French unions called their eleventh day of action against the Work Law as it finished its passage through parliament’s upper house on Tuesday.
Labour-type president Francois Hollande and prime minister Manuel Valls are determined to continue “until the end”.
They’ve gone on the offensive against workers’ right to demonstrate. On the last day of action last week, the march in Paris was banned until the last minute.
Unions were offered a static rally in the Bastille square, but faced with the prospect of mass defiance the government authorised a very short march.
Cops surrounded the circular march and made dozens of arrests.
Yet even under these conditions 60,000 people turned out, with a total of 200,000 across France.
The “citizens’ referendum” on the Work Law, organised by unions, further shows the continuing support for the movement.
New opinion polls register 67 percent against the Work Law and 60 percent say that the movement is “justified”.

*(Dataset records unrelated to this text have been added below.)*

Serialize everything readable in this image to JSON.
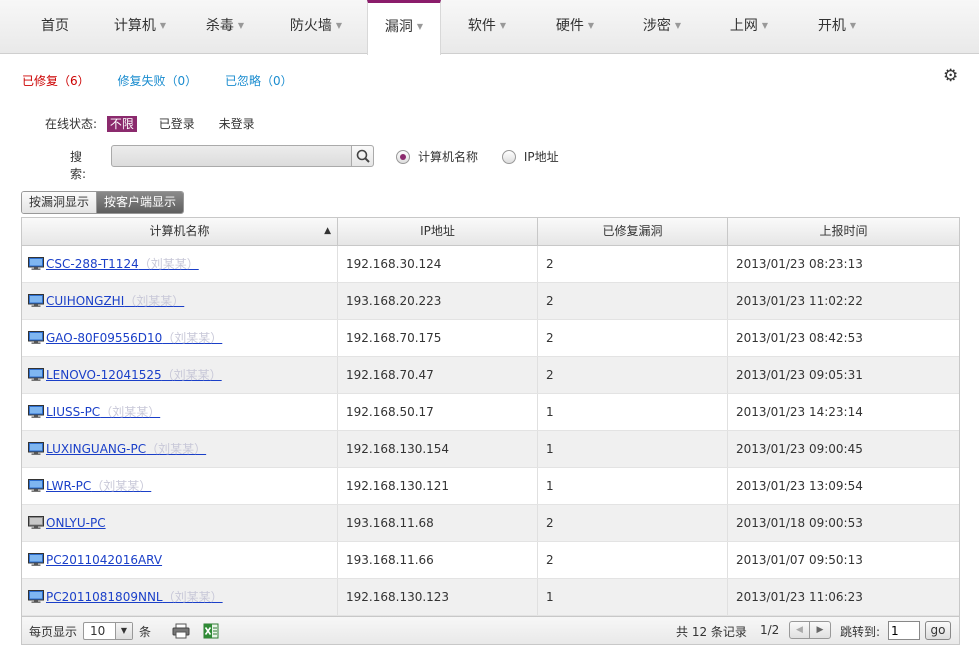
{
  "nav": [
    {
      "label": "首页",
      "dropdown": false,
      "active": false
    },
    {
      "label": "计算机",
      "dropdown": true,
      "active": false
    },
    {
      "label": "杀毒",
      "dropdown": true,
      "active": false
    },
    {
      "label": "防火墙",
      "dropdown": true,
      "active": false
    },
    {
      "label": "漏洞",
      "dropdown": true,
      "active": true
    },
    {
      "label": "软件",
      "dropdown": true,
      "active": false
    },
    {
      "label": "硬件",
      "dropdown": true,
      "active": false
    },
    {
      "label": "涉密",
      "dropdown": true,
      "active": false
    },
    {
      "label": "上网",
      "dropdown": true,
      "active": false
    },
    {
      "label": "开机",
      "dropdown": true,
      "active": false
    }
  ],
  "status_tabs": {
    "fixed": "已修复（6）",
    "failed": "修复失败（0）",
    "ignored": "已忽略（0）"
  },
  "filter": {
    "online_label": "在线状态:",
    "online_options": [
      "不限",
      "已登录",
      "未登录"
    ],
    "online_selected": "不限",
    "search_label": "搜索:",
    "search_value": "",
    "search_placeholder": "",
    "search_by_options": [
      "计算机名称",
      "IP地址"
    ],
    "search_by_selected": "计算机名称"
  },
  "view_toggle": {
    "by_vuln": "按漏洞显示",
    "by_client": "按客户端显示",
    "selected": "按客户端显示"
  },
  "table": {
    "columns": [
      "计算机名称",
      "IP地址",
      "已修复漏洞",
      "上报时间"
    ],
    "sorted_column": "计算机名称",
    "sort_direction": "asc",
    "rows": [
      {
        "name": "CSC-288-T1124",
        "user": "（刘某某）",
        "ip": "192.168.30.124",
        "fixed": "2",
        "time": "2013/01/23 08:23:13",
        "online": true
      },
      {
        "name": "CUIHONGZHI",
        "user": "（刘某某）",
        "ip": "193.168.20.223",
        "fixed": "2",
        "time": "2013/01/23 11:02:22",
        "online": true
      },
      {
        "name": "GAO-80F09556D10",
        "user": "（刘某某）",
        "ip": "192.168.70.175",
        "fixed": "2",
        "time": "2013/01/23 08:42:53",
        "online": true
      },
      {
        "name": "LENOVO-12041525",
        "user": "（刘某某）",
        "ip": "192.168.70.47",
        "fixed": "2",
        "time": "2013/01/23 09:05:31",
        "online": true
      },
      {
        "name": "LIUSS-PC",
        "user": "（刘某某）",
        "ip": "192.168.50.17",
        "fixed": "1",
        "time": "2013/01/23 14:23:14",
        "online": true
      },
      {
        "name": "LUXINGUANG-PC",
        "user": "（刘某某）",
        "ip": "192.168.130.154",
        "fixed": "1",
        "time": "2013/01/23 09:00:45",
        "online": true
      },
      {
        "name": "LWR-PC",
        "user": "（刘某某）",
        "ip": "192.168.130.121",
        "fixed": "1",
        "time": "2013/01/23 13:09:54",
        "online": true
      },
      {
        "name": "ONLYU-PC",
        "user": "",
        "ip": "193.168.11.68",
        "fixed": "2",
        "time": "2013/01/18 09:00:53",
        "online": false
      },
      {
        "name": "PC2011042016ARV",
        "user": "",
        "ip": "193.168.11.66",
        "fixed": "2",
        "time": "2013/01/07 09:50:13",
        "online": true
      },
      {
        "name": "PC2011081809NNL",
        "user": "（刘某某）",
        "ip": "192.168.130.123",
        "fixed": "1",
        "time": "2013/01/23 11:06:23",
        "online": true
      }
    ]
  },
  "footer": {
    "per_page_label": "每页显示",
    "per_page_value": "10",
    "per_page_unit": "条",
    "total_text": "共 12 条记录",
    "page_text": "1/2",
    "jump_label": "跳转到:",
    "jump_value": "1",
    "go_label": "go"
  },
  "icons": {
    "gear": "gear-icon",
    "search": "magnifier-icon",
    "computer_online": "monitor-blue-icon",
    "computer_offline": "monitor-gray-icon",
    "print": "printer-icon",
    "excel": "excel-icon"
  },
  "colors": {
    "accent": "#8b2a6d",
    "link": "#1a3fc8",
    "status_fixed": "#cc0000",
    "status_other": "#1a8ccf"
  }
}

Unions have warned that they would continue to mobilise as parliament prepares for its final debates on the Work Law through July.
But time is not on their side—the government is slowly wearing down the movement.
A programme of one-day actions spaced out over a long period risks demoralising workers—especially if their marches will be inside a gauntlet of police.
And the government is trying to bring forward the vote in parliament to shorten the window of opportunity.
To defeat the government will take more than union leaders are presently offering.